KDE has taken basic object-orientated concepts of inheritance and reuse, and, thanks to language bindings like PyKDE, given the world complex functionality that is easy to implement.

But it gets better still. Designing an application's GUI can be a nightmare; once you try to piece together even a "OK/Cancel" dialogue from scratch, you begin to appreciate the difficulty of putting together something as complex as an e-mail client or an IDE. But thanks to Trolltech, the company that created Qt, budding KDE developers have Qt Designer, an application that lets you design GUIs graphically, point-and-click, rather like Visual Basic. You literally draw your GUI, dragging and dropping GUI elements onto the canvas, arranging them as you like, and then setting up the logic by which they will hook into your code. So you might, for example, add a button that will select a file to be worked on, and set it up to hook into some code that will open a KDE file dialogue. Using Qt Designer in conjunction with PyKDE, you find yourself essentially plumbing together the GUI with little snippets of code, and can code, for example, a respectable text editor in a day.

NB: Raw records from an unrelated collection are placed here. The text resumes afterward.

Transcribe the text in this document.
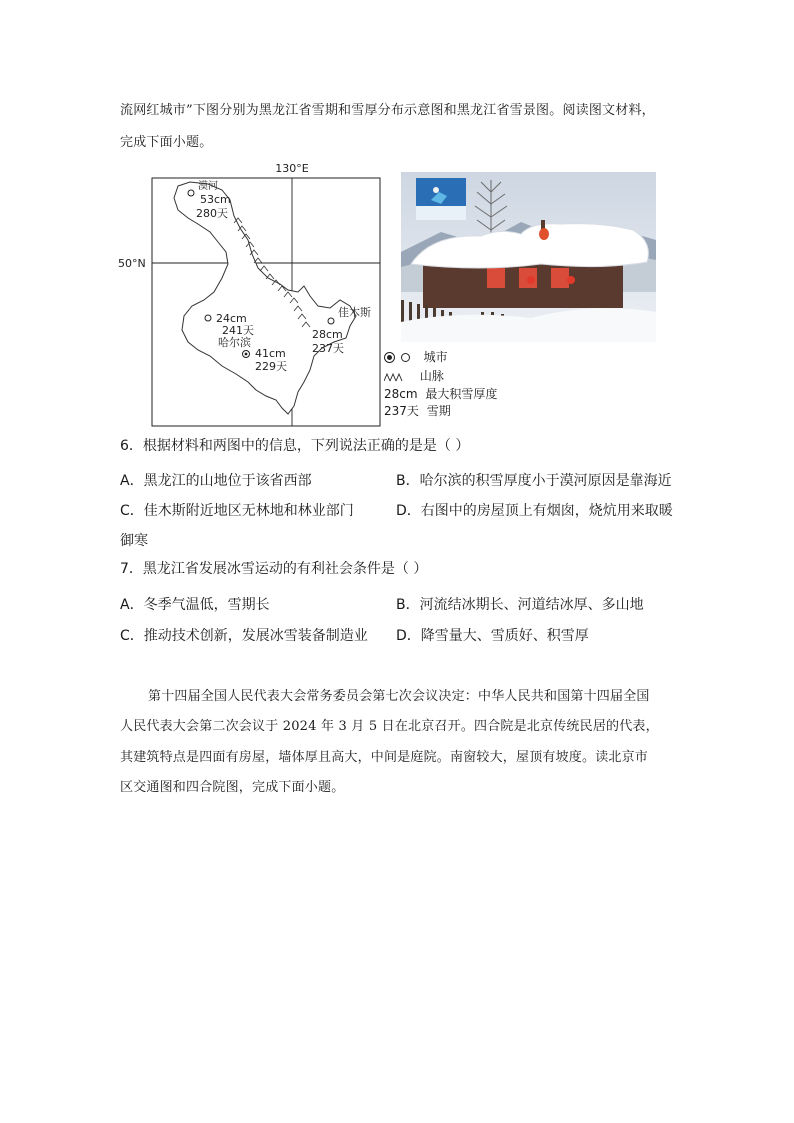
流网红城市”下图分别为黑龙江省雪期和雪厚分布示意图和黑龙江省雪景图。阅读图文材料，
完成下面小题。
130°E
50°N
漠河
53cm
280天
24cm
241天
哈尔滨
41cm
229天
佳木斯
28cm
237天
城市
山脉
28cm 最大积雪厚度
237天 雪期
6．根据材料和两图中的信息，下列说法正确的是是（ ）
A．黑龙江的山地位于该省西部	B．哈尔滨的积雪厚度小于漠河原因是靠海近
C．佳木斯附近地区无林地和林业部门	D．右图中的房屋顶上有烟囱，烧炕用来取暖
御寒
7．黑龙江省发展冰雪运动的有利社会条件是（ ）
A．冬季气温低，雪期长	B．河流结冰期长、河道结冰厚、多山地
C．推动技术创新，发展冰雪装备制造业 D．降雪量大、雪质好、积雪厚
第十四届全国人民代表大会常务委员会第七次会议决定：中华人民共和国第十四届全国
人民代表大会第二次会议于 2024 年 3 月 5 日在北京召开。四合院是北京传统民居的代表，
其建筑特点是四面有房屋，墙体厚且高大，中间是庭院。南窗较大，屋顶有坡度。读北京市
区交通图和四合院图，完成下面小题。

There is one final twist to this story. eric3, written in PyQt and constructed using Qt Designer, is itself now a useful technology in developing KDE applications. According to Phill Thompson, author of PyQt, "you can run eric3 and just start creating KDE classes, calling methods at the interactive shell. A method is executed as soon as you hit the return key - it make it very easy to explore KDE programming by just playing around."